Затем государь сам успокаивал девушку, убеждал не печалиться, не стыдиться; потребовал к себе ее сына, мальчика миловидного и здорового, и, указывая на него, сказал: «Этот малой будет со временем добрым солдатом; имейте о нем попечение. Я, при случае, о нем спрошу, и чтоб его всякий раз показывали, когда только мне случится приехать». Подарив мать деньгами, отпустил ее домой.
Этот случай достаточно показывает, как человечно смотрел великий Преобразователь России на плотское согрешение… Кроме духа времени этому воззрению способствовали собственные склонности монарха. Всем известно, что телесная крепость и горячая кровь делали его любострастным. Может быть, что заграничные путешествия еще более разнили в нем этот – если не порок, то недостаток… «Впрочем, – так думает князь М. М. Щербатов, – если б Петр в первой жене нашел себе сотоварища и достойную особу, то не предался бы любострастию; но, не найдя этого, он возненавидел ее и сам в любострастие ввергнулся… Петр довольствовал свою плоть, но никогда душа его не была побеждена женщинами… среди телесных удовольствий великий монарх владычествовал».
Верно или неверно мнение кн. М. М. Щербатова о начале чувственности в царе Петре – судить не беремся; но заметим, что пример Петра не мог не действовать на его окружавших, в особенности на людей, более или менее сочувствовавших его реформам. Пример в слабостях еще более заразителен: недаром же царевич Алексей Петрович, задумав обвенчаться с крепостной девицей Ефросиньей Федоровной, говорил: «Ведайте, что я на ней женюсь, ведь и батюшка мой таково учинил»; недаром генерал-прокурор, «государево око» – Павел Иванович Ягужинский и некоторые другие по произволу и капризу развелись с женами и иступили в брак с другими… Очень хорошо зная любострастные деяния своего повелителя, и денщик Орлов смелее и смелее действовал в своих любовных шашнях с забытой красавицей.

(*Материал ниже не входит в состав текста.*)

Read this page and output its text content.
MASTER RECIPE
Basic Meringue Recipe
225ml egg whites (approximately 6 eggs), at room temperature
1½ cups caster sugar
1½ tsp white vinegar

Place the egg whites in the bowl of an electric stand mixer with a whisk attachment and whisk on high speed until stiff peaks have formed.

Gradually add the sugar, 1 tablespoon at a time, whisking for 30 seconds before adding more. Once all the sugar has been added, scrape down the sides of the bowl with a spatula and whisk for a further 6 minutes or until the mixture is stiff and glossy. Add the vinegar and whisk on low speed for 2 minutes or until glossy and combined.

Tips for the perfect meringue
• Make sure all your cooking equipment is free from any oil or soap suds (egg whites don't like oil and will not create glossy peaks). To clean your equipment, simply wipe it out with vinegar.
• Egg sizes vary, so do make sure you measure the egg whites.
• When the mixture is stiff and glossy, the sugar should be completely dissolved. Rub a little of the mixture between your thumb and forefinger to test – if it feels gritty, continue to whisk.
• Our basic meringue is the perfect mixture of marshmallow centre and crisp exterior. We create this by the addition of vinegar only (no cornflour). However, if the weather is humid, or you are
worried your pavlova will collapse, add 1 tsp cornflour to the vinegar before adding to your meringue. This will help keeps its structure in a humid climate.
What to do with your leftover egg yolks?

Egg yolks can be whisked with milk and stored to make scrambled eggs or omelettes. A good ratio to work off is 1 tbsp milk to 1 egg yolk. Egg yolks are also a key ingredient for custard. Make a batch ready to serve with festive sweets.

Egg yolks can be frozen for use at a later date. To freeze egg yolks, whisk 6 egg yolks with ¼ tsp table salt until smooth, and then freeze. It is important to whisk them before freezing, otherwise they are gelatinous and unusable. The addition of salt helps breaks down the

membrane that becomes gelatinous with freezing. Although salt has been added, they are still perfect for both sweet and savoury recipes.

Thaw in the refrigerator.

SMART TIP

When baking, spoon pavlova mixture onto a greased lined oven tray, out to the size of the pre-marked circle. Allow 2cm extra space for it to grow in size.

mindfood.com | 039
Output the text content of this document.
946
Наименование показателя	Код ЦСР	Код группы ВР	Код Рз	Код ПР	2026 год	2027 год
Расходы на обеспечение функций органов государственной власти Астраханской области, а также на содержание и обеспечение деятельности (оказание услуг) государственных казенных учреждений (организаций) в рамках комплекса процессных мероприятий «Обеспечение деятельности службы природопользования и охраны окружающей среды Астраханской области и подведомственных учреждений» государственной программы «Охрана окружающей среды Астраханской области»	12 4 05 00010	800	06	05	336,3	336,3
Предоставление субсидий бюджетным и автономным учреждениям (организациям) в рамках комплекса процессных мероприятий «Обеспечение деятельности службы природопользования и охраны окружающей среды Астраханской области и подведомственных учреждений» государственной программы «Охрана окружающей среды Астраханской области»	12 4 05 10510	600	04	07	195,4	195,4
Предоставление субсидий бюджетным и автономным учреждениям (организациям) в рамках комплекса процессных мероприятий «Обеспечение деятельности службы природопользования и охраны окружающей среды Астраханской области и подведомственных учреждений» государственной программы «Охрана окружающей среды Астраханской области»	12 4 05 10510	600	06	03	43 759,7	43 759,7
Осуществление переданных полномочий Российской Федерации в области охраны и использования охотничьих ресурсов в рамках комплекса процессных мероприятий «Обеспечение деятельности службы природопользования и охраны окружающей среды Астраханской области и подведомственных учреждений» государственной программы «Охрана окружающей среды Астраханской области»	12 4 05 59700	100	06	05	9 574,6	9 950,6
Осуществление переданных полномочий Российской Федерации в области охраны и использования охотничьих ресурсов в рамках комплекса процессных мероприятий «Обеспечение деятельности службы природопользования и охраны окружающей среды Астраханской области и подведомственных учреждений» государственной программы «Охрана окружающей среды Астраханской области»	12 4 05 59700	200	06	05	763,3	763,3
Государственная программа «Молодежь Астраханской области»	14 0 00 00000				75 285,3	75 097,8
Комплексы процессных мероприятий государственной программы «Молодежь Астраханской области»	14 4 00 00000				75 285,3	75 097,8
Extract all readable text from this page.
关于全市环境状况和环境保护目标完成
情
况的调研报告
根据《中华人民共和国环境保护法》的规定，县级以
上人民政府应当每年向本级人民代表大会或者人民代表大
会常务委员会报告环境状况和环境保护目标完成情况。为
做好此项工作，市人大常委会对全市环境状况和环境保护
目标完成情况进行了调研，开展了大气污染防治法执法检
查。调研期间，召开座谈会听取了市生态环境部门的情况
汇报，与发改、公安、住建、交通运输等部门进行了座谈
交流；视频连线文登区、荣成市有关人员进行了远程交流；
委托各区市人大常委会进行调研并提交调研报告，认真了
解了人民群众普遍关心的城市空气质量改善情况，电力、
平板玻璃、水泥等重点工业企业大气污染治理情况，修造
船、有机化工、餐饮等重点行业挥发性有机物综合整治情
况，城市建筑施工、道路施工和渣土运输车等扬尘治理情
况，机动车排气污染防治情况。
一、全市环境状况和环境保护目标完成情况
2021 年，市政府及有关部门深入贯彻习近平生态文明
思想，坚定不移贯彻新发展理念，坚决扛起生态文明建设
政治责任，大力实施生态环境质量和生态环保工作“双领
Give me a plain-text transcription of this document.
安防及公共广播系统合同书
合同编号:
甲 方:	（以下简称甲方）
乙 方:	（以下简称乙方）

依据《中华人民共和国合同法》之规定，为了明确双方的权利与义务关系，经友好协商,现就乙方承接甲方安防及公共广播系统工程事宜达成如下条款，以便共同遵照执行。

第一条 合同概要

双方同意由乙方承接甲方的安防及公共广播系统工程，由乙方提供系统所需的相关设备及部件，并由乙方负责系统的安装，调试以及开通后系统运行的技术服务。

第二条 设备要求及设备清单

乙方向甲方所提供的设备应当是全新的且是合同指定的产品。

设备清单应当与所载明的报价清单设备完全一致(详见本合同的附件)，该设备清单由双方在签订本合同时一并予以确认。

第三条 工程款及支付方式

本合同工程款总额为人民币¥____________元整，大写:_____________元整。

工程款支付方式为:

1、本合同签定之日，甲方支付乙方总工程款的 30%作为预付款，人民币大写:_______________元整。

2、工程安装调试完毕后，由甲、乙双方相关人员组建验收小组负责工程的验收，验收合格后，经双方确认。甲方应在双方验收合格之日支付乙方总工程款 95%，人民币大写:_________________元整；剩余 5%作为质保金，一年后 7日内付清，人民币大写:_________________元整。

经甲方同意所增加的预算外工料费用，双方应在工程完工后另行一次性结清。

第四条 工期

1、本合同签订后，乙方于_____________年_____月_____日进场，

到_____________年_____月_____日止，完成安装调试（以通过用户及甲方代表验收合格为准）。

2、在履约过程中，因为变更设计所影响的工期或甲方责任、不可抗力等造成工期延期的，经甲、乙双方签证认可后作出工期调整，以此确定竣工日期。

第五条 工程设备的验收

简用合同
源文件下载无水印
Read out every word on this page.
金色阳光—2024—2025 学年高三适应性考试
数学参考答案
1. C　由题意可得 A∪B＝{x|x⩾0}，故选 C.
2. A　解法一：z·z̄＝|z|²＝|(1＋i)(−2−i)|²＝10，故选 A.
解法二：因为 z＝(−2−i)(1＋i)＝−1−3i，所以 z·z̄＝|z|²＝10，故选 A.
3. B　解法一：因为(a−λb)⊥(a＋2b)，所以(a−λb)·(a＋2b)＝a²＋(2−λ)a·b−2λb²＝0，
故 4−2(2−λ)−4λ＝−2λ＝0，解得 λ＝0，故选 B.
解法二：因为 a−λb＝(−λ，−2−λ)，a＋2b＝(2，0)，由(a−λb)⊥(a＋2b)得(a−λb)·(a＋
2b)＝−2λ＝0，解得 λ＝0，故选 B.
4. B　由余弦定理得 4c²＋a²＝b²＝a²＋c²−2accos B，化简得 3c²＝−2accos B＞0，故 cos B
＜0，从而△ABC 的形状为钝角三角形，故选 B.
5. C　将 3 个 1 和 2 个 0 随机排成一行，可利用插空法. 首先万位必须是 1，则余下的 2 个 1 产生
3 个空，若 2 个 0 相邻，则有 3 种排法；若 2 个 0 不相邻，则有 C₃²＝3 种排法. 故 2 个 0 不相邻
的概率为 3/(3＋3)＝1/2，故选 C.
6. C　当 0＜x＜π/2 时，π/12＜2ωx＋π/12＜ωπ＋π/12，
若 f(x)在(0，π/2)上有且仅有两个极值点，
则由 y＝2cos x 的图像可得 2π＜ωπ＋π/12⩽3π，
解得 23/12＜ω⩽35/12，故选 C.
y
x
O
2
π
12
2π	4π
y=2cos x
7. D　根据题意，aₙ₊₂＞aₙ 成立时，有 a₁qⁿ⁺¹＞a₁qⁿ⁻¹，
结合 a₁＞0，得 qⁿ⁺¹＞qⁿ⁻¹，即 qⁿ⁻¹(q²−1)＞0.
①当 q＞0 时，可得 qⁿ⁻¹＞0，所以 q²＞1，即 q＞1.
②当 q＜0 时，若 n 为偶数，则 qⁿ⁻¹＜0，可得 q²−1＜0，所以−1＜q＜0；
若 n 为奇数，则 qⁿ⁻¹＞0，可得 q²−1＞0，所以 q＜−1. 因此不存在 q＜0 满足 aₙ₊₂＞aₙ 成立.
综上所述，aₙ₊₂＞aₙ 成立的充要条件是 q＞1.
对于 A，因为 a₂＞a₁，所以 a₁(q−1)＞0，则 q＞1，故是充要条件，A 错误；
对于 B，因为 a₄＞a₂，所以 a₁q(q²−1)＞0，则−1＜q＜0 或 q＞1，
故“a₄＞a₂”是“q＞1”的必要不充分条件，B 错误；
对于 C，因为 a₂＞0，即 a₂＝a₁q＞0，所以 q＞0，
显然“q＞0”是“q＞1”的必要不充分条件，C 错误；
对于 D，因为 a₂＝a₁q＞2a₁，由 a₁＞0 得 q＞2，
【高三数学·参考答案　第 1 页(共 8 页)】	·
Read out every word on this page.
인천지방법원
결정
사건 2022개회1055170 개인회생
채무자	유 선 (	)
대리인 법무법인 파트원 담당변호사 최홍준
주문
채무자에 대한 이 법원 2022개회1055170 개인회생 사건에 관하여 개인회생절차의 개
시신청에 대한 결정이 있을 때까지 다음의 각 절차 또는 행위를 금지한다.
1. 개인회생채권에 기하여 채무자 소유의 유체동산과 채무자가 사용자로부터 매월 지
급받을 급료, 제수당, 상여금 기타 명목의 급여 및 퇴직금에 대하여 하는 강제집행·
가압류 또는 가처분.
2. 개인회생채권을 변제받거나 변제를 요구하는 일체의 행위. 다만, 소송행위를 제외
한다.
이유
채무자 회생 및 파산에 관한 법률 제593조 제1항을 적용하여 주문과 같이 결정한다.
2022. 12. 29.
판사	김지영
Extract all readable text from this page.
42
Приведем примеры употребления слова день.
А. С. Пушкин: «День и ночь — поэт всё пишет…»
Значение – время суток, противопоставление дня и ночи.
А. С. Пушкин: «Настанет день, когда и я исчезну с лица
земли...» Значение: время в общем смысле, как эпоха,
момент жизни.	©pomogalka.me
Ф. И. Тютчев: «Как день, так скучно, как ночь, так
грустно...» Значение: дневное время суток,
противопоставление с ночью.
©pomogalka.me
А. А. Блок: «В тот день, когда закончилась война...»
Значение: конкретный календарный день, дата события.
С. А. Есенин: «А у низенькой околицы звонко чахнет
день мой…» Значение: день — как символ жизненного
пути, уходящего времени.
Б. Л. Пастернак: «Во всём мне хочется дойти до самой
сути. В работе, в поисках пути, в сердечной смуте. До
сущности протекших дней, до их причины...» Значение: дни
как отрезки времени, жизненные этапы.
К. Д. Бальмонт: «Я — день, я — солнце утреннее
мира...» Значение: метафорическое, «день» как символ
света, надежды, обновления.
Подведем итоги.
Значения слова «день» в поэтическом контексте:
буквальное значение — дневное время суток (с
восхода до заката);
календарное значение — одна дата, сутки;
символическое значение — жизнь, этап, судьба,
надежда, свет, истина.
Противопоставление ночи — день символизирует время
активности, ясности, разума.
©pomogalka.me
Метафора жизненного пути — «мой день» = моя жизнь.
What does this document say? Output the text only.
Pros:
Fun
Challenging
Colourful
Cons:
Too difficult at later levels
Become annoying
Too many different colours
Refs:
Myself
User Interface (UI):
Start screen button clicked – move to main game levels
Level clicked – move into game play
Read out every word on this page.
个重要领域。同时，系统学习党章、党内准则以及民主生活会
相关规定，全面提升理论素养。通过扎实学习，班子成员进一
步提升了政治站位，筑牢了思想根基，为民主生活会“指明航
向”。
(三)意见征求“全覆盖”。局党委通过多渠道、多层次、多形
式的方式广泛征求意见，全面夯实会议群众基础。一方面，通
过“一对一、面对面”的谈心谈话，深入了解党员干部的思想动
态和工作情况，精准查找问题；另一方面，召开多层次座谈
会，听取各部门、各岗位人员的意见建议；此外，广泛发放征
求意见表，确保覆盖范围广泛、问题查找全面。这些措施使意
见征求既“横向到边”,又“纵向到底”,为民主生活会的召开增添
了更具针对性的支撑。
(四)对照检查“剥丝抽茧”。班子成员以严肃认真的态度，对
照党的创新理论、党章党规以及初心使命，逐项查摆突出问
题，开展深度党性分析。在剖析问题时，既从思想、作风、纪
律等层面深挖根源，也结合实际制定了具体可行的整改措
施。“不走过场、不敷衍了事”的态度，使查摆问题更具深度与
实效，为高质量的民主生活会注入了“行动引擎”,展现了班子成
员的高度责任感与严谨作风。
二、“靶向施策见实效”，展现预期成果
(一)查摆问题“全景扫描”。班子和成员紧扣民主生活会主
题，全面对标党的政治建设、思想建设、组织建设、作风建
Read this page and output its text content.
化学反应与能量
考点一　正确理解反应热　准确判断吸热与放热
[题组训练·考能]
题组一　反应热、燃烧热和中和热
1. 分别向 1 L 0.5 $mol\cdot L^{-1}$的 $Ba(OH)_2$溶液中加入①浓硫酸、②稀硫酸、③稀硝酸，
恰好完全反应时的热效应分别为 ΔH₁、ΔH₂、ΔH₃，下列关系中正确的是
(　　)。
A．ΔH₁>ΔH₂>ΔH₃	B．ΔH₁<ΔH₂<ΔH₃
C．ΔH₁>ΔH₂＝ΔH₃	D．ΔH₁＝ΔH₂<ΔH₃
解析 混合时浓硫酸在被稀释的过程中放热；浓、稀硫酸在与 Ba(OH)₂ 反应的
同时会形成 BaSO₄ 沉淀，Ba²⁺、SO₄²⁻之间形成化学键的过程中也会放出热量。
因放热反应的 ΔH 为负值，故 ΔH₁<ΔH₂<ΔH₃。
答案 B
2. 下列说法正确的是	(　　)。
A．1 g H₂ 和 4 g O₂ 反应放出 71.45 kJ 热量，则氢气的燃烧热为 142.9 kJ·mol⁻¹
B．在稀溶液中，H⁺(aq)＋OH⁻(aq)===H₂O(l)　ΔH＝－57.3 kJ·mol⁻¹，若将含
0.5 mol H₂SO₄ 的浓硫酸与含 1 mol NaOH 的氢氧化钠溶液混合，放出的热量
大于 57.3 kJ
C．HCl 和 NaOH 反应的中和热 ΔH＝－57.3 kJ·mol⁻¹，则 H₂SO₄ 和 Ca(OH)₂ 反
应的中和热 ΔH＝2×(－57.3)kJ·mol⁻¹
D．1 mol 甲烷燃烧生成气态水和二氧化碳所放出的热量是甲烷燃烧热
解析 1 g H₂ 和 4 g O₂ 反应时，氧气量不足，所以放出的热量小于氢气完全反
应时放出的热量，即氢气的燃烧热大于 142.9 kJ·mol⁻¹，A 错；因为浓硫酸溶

Если тесные комнатки летнего, зимнего и других домов государевых, в которых помещалась придворная прислуга, были не всегда удобны для свиданий любовников, то громадный сад (ныне Летний, также сад у Инженерного замка) со своими гротами, островками на прудах, беседками, рощами и аллеями представлял прекрасное место в летние месяцы для интимных бесед Орлова с Гамильтон. Денщик и фрейлина, лакей и горничная – им хорошо было известно, когда, не опасаясь господского надзора, можно было всласть наговориться и нацеловаться…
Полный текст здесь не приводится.